Photo of the spouses of my father’s siblings (and my mom, she is all the way to the right – note there were 9 children all together) This photo was taken in the late 1970’s

(another dear friend from High School) I remember her sweet voice…..I sure called you enough and she always asked how I was……she was very patient with us because we would chat for some time…..back then, we didn’t have call waiting, only a busy signal….lol….
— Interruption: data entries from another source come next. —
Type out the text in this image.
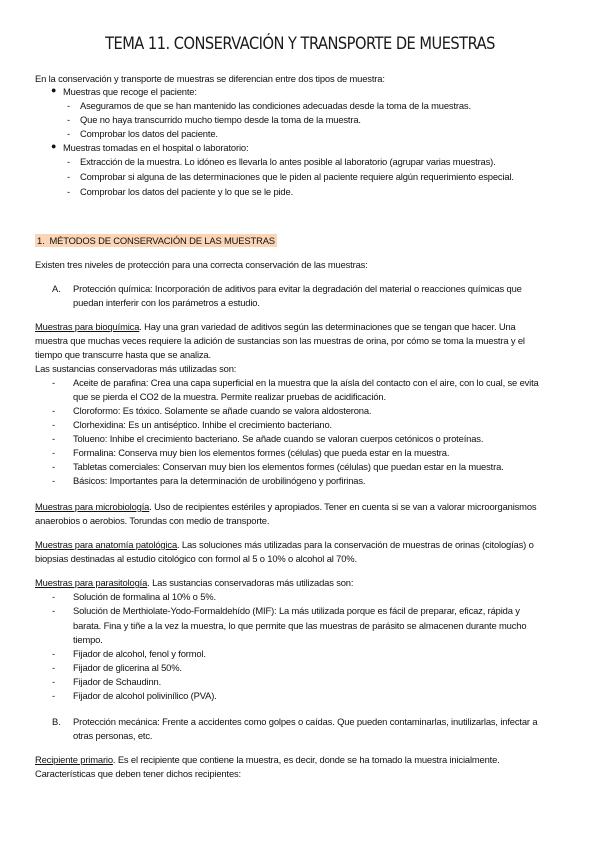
TEMA 11. CONSERVACIÓN Y TRANSPORTE DE MUESTRAS
En la conservación y transporte de muestras se diferencian entre dos tipos de muestra:
● Muestras que recoge el paciente:
- Aseguramos de que se han mantenido las condiciones adecuadas desde la toma de la muestras.
- Que no haya transcurrido mucho tiempo desde la toma de la muestra.
- Comprobar los datos del paciente.
● Muestras tomadas en el hospital o laboratorio:
- Extracción de la muestra. Lo idóneo es llevarla lo antes posible al laboratorio (agrupar varias muestras).
- Comprobar si alguna de las determinaciones que le piden al paciente requiere algún requerimiento especial.
- Comprobar los datos del paciente y lo que se le pide.
1. MÉTODOS DE CONSERVACIÓN DE LAS MUESTRAS
Existen tres niveles de protección para una correcta conservación de las muestras:
A. Protección química: Incorporación de aditivos para evitar la degradación del material o reacciones químicas que
puedan interferir con los parámetros a estudio.
Muestras para bioquímica. Hay una gran variedad de aditivos según las determinaciones que se tengan que hacer. Una
muestra que muchas veces requiere la adición de sustancias son las muestras de orina, por cómo se toma la muestra y el
tiempo que transcurre hasta que se analiza.
Las sustancias conservadoras más utilizadas son:
- Aceite de parafina: Crea una capa superficial en la muestra que la aísla del contacto con el aire, con lo cual, se evita
que se pierda el CO2 de la muestra. Permite realizar pruebas de acidificación.
- Cloroformo: Es tóxico. Solamente se añade cuando se valora aldosterona.
- Clorhexidina: Es un antiséptico. Inhibe el crecimiento bacteriano.
- Tolueno: Inhibe el crecimiento bacteriano. Se añade cuando se valoran cuerpos cetónicos o proteínas.
- Formalina: Conserva muy bien los elementos formes (células) que pueda estar en la muestra.
- Tabletas comerciales: Conservan muy bien los elementos formes (células) que puedan estar en la muestra.
- Básicos: Importantes para la determinación de urobilinógeno y porfirinas.
Muestras para microbiología. Uso de recipientes estériles y apropiados. Tener en cuenta si se van a valorar microorganismos
anaerobios o aerobios. Torundas con medio de transporte.
Muestras para anatomía patológica. Las soluciones más utilizadas para la conservación de muestras de orinas (citologías) o
biopsias destinadas al estudio citológico con formol al 5 o 10% o alcohol al 70%.
Muestras para parasitología. Las sustancias conservadoras más utilizadas son:
- Solución de formalina al 10% o 5%.
- Solución de Merthiolate-Yodo-Formaldehído (MIF): La más utilizada porque es fácil de preparar, eficaz, rápida y
barata. Fina y tiñe a la vez la muestra, lo que permite que las muestras de parásito se almacenen durante mucho
tiempo.
- Fijador de alcohol, fenol y formol.
- Fijador de glicerina al 50%.
- Fijador de Schaudinn.
- Fijador de alcohol polivinílico (PVA).
B. Protección mecánica: Frente a accidentes como golpes o caídas. Que pueden contaminarlas, inutilizarlas, infectar a
otras personas, etc.
Recipiente primario. Es el recipiente que contiene la muestra, es decir, donde se ha tomado la muestra inicialmente.
Características que deben tener dichos recipientes:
(a neighbor when I was growing up….one correction to his memory, my mother never had a rattle snake or any other poisonous snake, but she did have non-poisonous snakes)  Wendy, I can remember growing up in Rock Bluff and thinking ” That lady must be crazy…she plays with snakes all the time.” She even had a pet rattlesnake! She wasn’t crazy at all as I got to know her better. She was a very kind and interesting person. I think she taught all the kids in the neighborhood how to handle snakes. Before we knew it we all were riding bikes with a snake in hand that we had caught. I thought of her and her snakes just a few days ago and wondered what ever happened to “Mrs. Calloway” but after reading this message i figured out that she passed while I was off at school.
She was a very kind and caring woman and I’m sure you miss her dearly! I’ll always have great memories of growing up in Rock Bluff and she was a big part of that!

(a sweet friend from High School – note when I asked for these memories I included my poem Memories of Mom and Me, this is what he refers to.)  There is nothing more that I could say more elegantly than You. Just I Miss and Love Her to . Love You Wendy.

(a friend, but when my mother was alive I was not close to her, her sister and I were good friends, the three of us did some things together, but now I consider her a dear friend.) I remember she always seemed to be moving so fast like maybe she knew time was short. I remember thinking that when you lost her.Reminds me of a lightning bug in the summer. They have a glow that fades when the weather chills but if you have seen one just at the right moment it is never forgotten. I only met her a few times but she seemed to be so dedicated and devoted to you. A moment with a mother like that is a blessing. I am sure she is already cleaning a spot in heaven for all the people she loved.

(from my father) One of the best memory I have is when I med Flippy (my mother’s nickname), I was on the bus returning to Norfolk after a weekend at home. The bus stopped in Greensboro around midnight and I saw her getting on the bus the seat next to me was empty so I pretended to be asleep so she would sit there. Lucky me she did take that seat so not long after that we started talking, I was out of cigarettes so I ask her for one. Needless to say we didn’t sleep a bit on the bus from then to Norfolk. I got her phone number in Norfolk and called her later Monday, From that time on we fell in love and had a beautiful life together.

 

I’ve printed this poem before, but for those who missed it, or have forgotten, I’m including it again since I mentioned it above.  This poem was written within the first few hours after my mother died, and was read at her funeral.

Memories of Mom and Me

-I look around me and all I see,
brings back memories of mom and me.
-The clouds in the sky; for hours we’d look,
picking out colors and shapes and books.
-Oh, look there’s a snap bug – remember him?
a play thing for me and mom again.
-A sea shell reminds me of a walk on the beach;
my diploma, a goal, she believed I could reach.
-Let’s go to a movie – her favorite E. T.
then go to the park and swing with me.
-An ice cream cone, a frog, a snake,
a Thanksgiving dinner we attempted to make.
-All the things around me I see,
bring back memories of mom and me.
-The people who loved her, I see in their eyes,
the love that she gave them was no surprise.
-She had a heart as big as the world
and the soul of a little girl.
-People who knew her will never forget,
because she affected everyone she met.
-Reminders of my mom are easy to see,
for there are parts of her inside of me.